Monday, July 11, 2011

Watch Out For The Small Print

Is there room in the UK market for a Legalzoom or is the consumer/SME legal documents sector just too compacted? Surely everyone needs easily accessible legal documents?

The US has been having a speculative frenzy around the value of LegalZoom for some time, fed no doubt by their VC backers. And to the uninitiated, cheap web-based legal documents feels like a no-brainer for legal services deregulation. But - like we keep saying in legal services and compliance - "there are no green fields".
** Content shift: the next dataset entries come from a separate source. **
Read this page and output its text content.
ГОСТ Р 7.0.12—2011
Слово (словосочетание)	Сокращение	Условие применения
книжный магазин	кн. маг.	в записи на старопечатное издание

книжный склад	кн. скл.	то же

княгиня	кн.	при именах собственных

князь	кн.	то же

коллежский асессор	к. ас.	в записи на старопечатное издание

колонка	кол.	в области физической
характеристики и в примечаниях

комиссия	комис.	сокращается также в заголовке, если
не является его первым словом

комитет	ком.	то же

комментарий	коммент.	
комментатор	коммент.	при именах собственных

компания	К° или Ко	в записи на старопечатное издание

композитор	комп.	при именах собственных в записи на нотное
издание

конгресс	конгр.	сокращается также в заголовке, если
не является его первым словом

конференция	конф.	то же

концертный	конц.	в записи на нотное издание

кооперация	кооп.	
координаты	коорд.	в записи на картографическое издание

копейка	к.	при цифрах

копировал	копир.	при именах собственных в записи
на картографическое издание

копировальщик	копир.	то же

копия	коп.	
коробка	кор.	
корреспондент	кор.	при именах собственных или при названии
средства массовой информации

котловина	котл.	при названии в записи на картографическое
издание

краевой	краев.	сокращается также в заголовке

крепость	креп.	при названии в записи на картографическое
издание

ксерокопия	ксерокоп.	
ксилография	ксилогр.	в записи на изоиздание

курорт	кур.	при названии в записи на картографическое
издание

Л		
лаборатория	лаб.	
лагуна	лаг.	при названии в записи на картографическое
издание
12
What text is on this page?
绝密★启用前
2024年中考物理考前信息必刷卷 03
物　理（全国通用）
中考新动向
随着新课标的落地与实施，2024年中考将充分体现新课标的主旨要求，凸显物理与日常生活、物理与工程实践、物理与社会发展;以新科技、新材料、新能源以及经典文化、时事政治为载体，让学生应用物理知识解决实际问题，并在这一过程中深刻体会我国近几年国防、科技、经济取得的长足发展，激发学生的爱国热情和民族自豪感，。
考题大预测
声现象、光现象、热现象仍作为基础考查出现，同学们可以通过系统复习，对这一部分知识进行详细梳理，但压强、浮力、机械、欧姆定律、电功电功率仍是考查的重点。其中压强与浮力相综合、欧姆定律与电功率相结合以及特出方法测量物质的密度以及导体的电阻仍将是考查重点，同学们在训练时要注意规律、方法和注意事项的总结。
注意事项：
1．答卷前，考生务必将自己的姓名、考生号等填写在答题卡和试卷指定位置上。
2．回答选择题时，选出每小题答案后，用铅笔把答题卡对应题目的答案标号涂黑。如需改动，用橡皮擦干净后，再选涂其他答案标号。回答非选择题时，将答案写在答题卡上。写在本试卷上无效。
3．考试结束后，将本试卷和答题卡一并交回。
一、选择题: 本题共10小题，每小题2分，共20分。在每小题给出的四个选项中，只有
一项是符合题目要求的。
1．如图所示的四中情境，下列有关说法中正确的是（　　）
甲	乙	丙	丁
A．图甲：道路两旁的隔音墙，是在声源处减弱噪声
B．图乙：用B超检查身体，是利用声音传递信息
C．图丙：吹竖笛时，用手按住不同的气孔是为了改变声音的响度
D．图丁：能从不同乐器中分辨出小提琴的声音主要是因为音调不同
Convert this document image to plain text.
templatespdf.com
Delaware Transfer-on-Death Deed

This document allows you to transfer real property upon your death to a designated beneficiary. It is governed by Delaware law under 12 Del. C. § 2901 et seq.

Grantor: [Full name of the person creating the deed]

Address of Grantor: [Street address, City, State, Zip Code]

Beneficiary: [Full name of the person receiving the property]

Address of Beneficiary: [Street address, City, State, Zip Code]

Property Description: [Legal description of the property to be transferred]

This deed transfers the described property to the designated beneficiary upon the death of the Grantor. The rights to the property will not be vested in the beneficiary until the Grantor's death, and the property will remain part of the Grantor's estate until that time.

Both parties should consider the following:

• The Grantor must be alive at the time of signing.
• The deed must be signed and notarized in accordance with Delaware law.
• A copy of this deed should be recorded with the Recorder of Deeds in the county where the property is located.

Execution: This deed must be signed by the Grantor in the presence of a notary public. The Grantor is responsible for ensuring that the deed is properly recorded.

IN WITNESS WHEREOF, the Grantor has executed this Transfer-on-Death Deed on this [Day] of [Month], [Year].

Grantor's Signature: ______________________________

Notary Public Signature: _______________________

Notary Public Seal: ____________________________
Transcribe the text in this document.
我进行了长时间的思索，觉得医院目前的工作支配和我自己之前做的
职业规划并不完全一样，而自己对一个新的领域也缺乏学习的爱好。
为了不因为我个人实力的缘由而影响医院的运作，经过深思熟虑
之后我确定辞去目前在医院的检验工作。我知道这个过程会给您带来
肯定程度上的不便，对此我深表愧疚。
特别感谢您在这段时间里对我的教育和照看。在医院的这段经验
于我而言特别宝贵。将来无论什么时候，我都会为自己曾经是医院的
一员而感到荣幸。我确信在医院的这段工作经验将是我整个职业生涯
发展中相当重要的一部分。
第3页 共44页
In the UK we have a civil service that genuinely thinks every time it publishes a web site it is saving us all money (sigh). We are not short of entrepreneurs trying to make legal documents widely available - the most successful being "those guys who do shrink wrap leases and wills in Staples" (LawPack). Jordans, IQ, Judicium, Compact Law and a vast amount of free stuff from institutes and insurers all play a part. Much of it is good stuff, much of it is kept up to date well, and much of it never gets out of the actual or web based metaphorical shrink wrap.

The core issue remains: documents are only part of the "process", and the process is complicated and carries penalties for being amateurish. So professionals use their own, industrial strength sources, while end-users get hand holding elsewhere. The dominant players in legal documents (for SMEs anyway) now are the regulatory compliance consultancies, especially employment and safety based ones. This is not odd. Publishers, and even professional publishers have been underperforming the wider stock markets for some time now, while technology and professional services firms out-perform the market. This macro trend is being retold at a micro level by the "free" content inherent in the regulatory consultancy packages.

So will Thomson Reuters make much headway in the UK with their recent acquisition of Cleardocs - a successful player in Australia? If they keep it in the accountancy solutions sector - yes. If they hope to use it to radicalise the legal services sector, frankly - no. In the UK they came out of the SME documents market when they sold Gee to Croner back in '08; a shrewd side step. And frankly, until the government stops drowning the market in free web sites it will remain an intriguing but fringe activity.

Meanwhile, a highly respected UK legal publisher expressly charged with "providing free or inexpensive public access to legal texts and commentaries of all kinds" has just seen exceptionally strong sales growth from 09-10 of 27.5%. Bailii, the British and Irish Legal Information Institute, has just seen sales rise to £178k pa.